Because \(Y_1\) is the proportion of impurities in the sample and \(Y_2\) is the proportion of type I impurities amongt he sample imputities, it follows that \(Y_1Y_2\) is the proportion of type I imurtities in the entire sample.

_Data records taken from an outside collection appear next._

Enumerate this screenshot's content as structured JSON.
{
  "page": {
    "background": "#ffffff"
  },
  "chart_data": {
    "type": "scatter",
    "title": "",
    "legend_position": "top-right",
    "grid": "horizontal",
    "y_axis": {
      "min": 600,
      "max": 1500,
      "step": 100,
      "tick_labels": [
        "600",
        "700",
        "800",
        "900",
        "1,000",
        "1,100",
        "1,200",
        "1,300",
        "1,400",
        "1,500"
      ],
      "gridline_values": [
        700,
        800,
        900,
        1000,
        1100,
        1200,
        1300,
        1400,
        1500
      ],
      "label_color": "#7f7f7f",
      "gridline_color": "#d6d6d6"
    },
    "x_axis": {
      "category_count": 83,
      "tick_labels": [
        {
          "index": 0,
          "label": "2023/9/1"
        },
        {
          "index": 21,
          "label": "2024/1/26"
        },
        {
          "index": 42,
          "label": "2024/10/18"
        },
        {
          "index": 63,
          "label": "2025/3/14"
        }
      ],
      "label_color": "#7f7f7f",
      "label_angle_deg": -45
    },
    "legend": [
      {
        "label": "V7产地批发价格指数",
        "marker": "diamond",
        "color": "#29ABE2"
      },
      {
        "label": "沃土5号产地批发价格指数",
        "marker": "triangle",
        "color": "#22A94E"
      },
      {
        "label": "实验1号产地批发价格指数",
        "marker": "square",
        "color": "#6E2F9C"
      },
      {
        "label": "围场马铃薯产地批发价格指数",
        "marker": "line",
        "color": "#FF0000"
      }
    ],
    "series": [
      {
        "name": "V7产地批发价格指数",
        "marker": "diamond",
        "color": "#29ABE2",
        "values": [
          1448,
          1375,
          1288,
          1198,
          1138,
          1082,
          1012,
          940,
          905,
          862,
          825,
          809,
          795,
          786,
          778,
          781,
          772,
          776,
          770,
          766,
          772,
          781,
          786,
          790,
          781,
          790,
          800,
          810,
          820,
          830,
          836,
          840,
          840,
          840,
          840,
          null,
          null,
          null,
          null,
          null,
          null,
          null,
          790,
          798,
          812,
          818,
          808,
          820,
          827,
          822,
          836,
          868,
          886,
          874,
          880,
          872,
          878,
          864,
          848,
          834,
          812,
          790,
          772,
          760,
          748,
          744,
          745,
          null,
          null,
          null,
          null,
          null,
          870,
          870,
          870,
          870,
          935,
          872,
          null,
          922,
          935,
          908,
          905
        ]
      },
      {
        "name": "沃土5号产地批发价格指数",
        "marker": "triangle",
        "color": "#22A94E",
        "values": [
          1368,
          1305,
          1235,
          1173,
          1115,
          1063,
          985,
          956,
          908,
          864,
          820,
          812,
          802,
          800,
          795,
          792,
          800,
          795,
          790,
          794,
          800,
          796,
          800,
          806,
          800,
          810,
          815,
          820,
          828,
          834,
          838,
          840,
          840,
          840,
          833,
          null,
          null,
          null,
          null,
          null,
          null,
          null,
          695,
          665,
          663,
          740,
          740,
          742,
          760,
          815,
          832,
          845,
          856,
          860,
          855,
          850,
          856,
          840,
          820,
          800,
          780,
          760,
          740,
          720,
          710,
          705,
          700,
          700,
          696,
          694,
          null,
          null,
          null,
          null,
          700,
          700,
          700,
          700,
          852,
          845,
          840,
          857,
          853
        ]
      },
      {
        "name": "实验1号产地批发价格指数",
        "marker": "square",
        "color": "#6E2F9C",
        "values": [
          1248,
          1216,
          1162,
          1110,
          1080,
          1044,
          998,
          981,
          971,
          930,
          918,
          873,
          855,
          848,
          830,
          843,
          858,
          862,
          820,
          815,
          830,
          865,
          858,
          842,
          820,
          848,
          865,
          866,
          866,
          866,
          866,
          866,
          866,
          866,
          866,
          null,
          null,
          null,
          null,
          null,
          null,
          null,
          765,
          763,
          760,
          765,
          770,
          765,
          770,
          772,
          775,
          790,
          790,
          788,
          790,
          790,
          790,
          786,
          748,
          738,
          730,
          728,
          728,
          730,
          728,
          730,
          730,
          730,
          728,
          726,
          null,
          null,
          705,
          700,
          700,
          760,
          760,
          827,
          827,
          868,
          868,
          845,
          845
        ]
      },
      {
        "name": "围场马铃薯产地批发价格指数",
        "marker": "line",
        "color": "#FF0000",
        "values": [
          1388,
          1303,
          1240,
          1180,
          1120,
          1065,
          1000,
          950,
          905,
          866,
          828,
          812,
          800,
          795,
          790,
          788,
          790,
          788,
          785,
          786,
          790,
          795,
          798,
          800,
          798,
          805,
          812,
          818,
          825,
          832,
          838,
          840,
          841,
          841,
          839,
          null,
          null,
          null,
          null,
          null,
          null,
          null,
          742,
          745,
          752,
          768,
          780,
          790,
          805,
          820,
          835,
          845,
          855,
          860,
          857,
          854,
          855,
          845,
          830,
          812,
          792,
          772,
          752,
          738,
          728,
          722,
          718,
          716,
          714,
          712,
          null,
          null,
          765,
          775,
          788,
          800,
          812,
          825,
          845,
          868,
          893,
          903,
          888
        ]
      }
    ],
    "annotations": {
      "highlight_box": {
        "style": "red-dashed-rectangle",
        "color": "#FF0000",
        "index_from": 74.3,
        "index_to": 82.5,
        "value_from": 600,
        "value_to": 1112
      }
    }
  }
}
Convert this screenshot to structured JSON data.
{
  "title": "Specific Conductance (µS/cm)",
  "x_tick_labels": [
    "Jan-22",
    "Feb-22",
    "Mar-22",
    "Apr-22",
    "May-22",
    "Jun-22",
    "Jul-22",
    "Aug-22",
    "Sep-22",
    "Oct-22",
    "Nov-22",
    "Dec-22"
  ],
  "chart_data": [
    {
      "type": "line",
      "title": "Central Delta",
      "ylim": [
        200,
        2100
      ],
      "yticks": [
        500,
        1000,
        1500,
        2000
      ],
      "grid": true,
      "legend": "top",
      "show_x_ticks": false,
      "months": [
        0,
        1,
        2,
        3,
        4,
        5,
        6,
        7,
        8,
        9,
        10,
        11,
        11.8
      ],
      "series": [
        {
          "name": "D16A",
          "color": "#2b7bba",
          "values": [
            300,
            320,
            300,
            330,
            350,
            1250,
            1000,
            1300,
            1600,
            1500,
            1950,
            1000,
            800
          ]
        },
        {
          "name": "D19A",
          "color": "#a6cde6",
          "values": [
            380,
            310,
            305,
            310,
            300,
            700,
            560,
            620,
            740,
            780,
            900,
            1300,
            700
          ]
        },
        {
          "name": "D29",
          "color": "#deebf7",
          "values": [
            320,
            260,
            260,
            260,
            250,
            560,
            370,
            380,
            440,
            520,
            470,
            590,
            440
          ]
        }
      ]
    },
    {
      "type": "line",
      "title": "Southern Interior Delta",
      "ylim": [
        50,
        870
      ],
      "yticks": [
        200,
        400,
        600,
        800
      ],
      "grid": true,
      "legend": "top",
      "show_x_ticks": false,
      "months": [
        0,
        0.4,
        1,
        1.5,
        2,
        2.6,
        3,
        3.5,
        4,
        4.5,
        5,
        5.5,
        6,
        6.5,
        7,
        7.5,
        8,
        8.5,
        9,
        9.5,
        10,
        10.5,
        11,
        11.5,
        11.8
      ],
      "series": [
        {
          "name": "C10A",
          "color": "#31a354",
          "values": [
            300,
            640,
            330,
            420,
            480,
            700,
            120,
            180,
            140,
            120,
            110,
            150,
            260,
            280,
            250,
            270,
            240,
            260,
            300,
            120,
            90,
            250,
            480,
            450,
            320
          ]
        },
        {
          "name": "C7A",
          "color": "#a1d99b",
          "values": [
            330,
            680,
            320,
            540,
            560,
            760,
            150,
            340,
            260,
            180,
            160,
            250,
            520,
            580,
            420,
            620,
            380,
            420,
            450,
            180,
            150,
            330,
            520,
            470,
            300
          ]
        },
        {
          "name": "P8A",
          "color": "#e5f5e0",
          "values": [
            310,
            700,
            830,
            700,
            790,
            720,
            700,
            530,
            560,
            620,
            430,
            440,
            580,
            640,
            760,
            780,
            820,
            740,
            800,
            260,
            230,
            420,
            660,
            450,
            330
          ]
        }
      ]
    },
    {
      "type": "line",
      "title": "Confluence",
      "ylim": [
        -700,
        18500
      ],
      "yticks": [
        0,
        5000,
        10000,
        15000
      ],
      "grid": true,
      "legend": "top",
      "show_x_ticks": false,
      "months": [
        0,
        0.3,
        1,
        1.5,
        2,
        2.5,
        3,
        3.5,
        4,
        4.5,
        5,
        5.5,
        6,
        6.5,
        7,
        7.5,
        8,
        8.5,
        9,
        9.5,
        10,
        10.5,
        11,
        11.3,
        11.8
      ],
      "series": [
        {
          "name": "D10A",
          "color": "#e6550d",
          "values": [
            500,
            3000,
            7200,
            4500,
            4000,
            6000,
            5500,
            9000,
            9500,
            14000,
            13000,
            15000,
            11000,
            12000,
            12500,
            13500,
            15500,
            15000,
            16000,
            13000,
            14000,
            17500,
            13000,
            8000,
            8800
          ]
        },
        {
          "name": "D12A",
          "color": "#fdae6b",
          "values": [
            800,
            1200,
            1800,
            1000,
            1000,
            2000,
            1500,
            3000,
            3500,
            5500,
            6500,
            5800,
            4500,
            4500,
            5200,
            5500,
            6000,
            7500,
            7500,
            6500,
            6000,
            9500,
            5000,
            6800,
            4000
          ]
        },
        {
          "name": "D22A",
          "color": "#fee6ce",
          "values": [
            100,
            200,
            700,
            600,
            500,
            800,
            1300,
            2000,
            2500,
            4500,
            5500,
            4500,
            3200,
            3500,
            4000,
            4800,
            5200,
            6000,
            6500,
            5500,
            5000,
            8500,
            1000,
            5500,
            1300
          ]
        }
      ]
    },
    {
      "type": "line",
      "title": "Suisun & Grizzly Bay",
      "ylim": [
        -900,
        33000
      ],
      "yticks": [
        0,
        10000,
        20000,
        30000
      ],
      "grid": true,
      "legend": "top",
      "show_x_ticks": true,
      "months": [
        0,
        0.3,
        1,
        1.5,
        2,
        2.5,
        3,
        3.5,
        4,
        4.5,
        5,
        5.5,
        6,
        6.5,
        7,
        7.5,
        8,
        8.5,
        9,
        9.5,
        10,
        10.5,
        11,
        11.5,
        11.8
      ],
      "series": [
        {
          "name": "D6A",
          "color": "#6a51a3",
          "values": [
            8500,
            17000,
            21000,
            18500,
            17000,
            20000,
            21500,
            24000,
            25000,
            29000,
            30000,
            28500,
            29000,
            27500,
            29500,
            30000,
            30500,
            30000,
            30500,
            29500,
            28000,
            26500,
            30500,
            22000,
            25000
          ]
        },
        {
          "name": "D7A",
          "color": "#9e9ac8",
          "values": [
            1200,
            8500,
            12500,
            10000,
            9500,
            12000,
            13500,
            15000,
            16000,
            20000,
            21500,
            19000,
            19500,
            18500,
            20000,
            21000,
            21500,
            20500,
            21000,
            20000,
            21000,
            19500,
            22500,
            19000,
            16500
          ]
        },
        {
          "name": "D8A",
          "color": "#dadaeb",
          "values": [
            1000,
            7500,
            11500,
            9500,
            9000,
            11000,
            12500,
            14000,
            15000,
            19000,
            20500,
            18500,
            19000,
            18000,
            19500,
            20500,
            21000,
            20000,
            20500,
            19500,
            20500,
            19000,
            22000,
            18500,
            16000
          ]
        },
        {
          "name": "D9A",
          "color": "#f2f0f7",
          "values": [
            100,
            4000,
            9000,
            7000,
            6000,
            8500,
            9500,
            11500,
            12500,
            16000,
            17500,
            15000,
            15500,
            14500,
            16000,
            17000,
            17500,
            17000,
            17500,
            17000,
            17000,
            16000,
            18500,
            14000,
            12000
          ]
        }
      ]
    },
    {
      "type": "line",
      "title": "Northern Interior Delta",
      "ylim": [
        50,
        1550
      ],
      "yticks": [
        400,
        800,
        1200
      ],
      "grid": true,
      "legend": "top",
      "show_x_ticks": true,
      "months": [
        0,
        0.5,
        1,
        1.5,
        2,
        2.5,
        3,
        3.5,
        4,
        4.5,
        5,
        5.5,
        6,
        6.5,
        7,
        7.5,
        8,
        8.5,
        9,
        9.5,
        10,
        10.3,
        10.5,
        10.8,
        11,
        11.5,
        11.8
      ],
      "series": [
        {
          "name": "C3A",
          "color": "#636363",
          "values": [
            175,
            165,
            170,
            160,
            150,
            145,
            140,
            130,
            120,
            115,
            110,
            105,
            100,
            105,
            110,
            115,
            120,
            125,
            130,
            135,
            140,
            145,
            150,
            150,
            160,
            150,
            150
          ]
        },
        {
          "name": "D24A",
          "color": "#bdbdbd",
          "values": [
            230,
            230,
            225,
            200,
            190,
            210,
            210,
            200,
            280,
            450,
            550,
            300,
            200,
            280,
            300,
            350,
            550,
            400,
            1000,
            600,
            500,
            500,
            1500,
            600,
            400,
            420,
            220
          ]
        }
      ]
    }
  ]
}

Thus, we want to find \(E(Y_1Y_2)\):
\(\frac{1}{2}-\frac{1}{3}\)
\[\begin{equation}\label{5.19} \begin{split} E(Y_1Y_2) & = \int_{0}^{1}\int_{0}^{1}2y_1y_2(1-y_1)dy_1dy_2\\ & = 2\int_{0}^{1}y_1(1-y_1)(\frac{1}{2})dy_1\\ & = \int_{0}^{1}(y_1-y_1^2)dy_1\\ & = \int_{0}^{1}(\frac{y_1^2}{2}-\frac{y_1^3}{3})]_0^1\\ & = \frac{1}{2}-\frac{1}{3}\\ & = \frac{1}{6} \end{split} \end{equation}\]
Therefore, we would expect 1/6 of the sample to be made up of type I impurities.